At the beginning of the school year, Molly Schuld, a science teacher at Reagan College Preparatory High School, dreamed of taking students on a trip to the Galapagos Islands and Ecuador. Now it appears that her dream will come true.

"I care about three things: my students, science and traveling," Schuld said. "I never really thought before about how I could put those three things together. But when this idea came across to me via a flier in my mailbox, I just thought to myself, 'How could I say no to this?'"

Schuld received approval from Milwaukee Public Schools for the trip, and students have raised more than $22,000, including nearly $3,000 through GoFundMe. In addition, participating students have been making monthly payments toward the trip, using money from work, savings and donations from their families.

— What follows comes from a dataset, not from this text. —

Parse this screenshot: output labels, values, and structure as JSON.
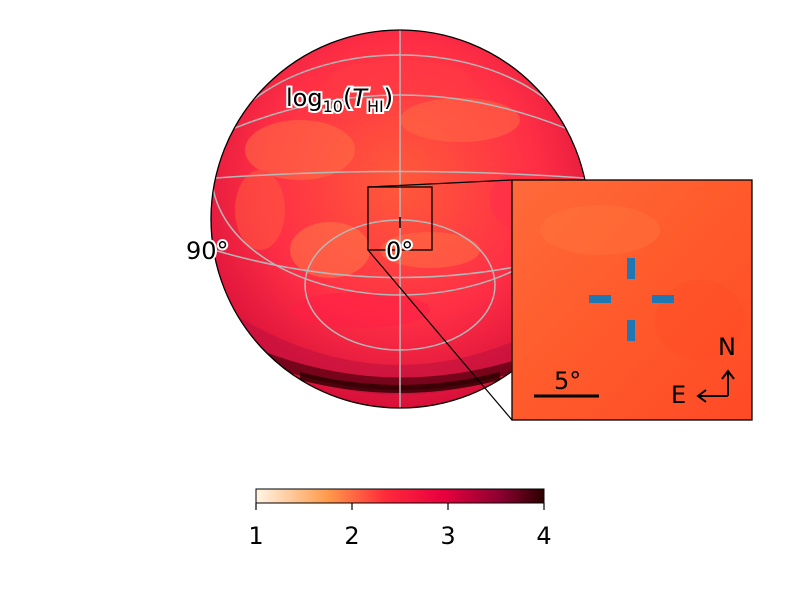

"We are all so incredibly appreciative of the support we have received from everyone in the community," Schuld said. "This trip is going to broaden the cultural knowledge of these students, and I couldn’t be more thrilled with the amount of effort they have put into making this happen."

All Reagan students except graduating seniors were eligible to take part in the trip, which is expected to take place soon after the school year ends. Thirty-five students will be participating, and there is a waiting list.

"I think this is a great opportunity for the students to make an impact outside of the classroom and engage with other cultures," said Mike Roemer, principal of Reagan High School.

"I wanted to take the students to a Spanish-speaking country," Schuld said. "I’m also very passionate about environmental science, and with the talk that the Galapagos may not be a tourist destination in the future due to environmental threats, I knew I had to capitalize on the opportunity."

The Galapagos Islands, which are a province of Ecuador, face threats from climate change, pollution, invasive species and other factors. They boast a wide variety of plant and animal species, many of which can be found nowhere else.

The per-student cost of the nine-day trip is $3,750. In September, students set fundraising goals with their parents ranging from hundreds to thousands of dollars. They have sought donations from family and friends, and some have gotten jobs to help pay for the trip.

About $61,420 of the total $131,250 cost still needs to be contributed or raised. Schuld says that she is confident the trip will take place.

Kirstin Hackbarth, a junior, said that her experience volunteering at the Milwaukee County Zoo influenced her interest in the trip. "A couple of zoo keepers that I worked with went on the exact same trip about a year ago so when this opportunity came up I just said, 'Oh my God.'"

Adam Jaraba, a sophomore, said he is incredibly thankful for his family’s support. "We have a lot of family helping us fund raise," he said. "My mom and cousins have all gone out selling chocolates, which has been a huge help to me."

Jaraba, Hackbarth and other students said they are passionate about engaging with a different culture. "To see a new culture will provide us insight to a different lifestyle and we are all excited to live that for nine days," Jaraba said.

Five teachers signed on to chaperone the trip. Said Misa Sato, International Baccalaureate coordinator at Reagan, "I love travelling and I love these kids; I think this trip will open up a lot of doors for them."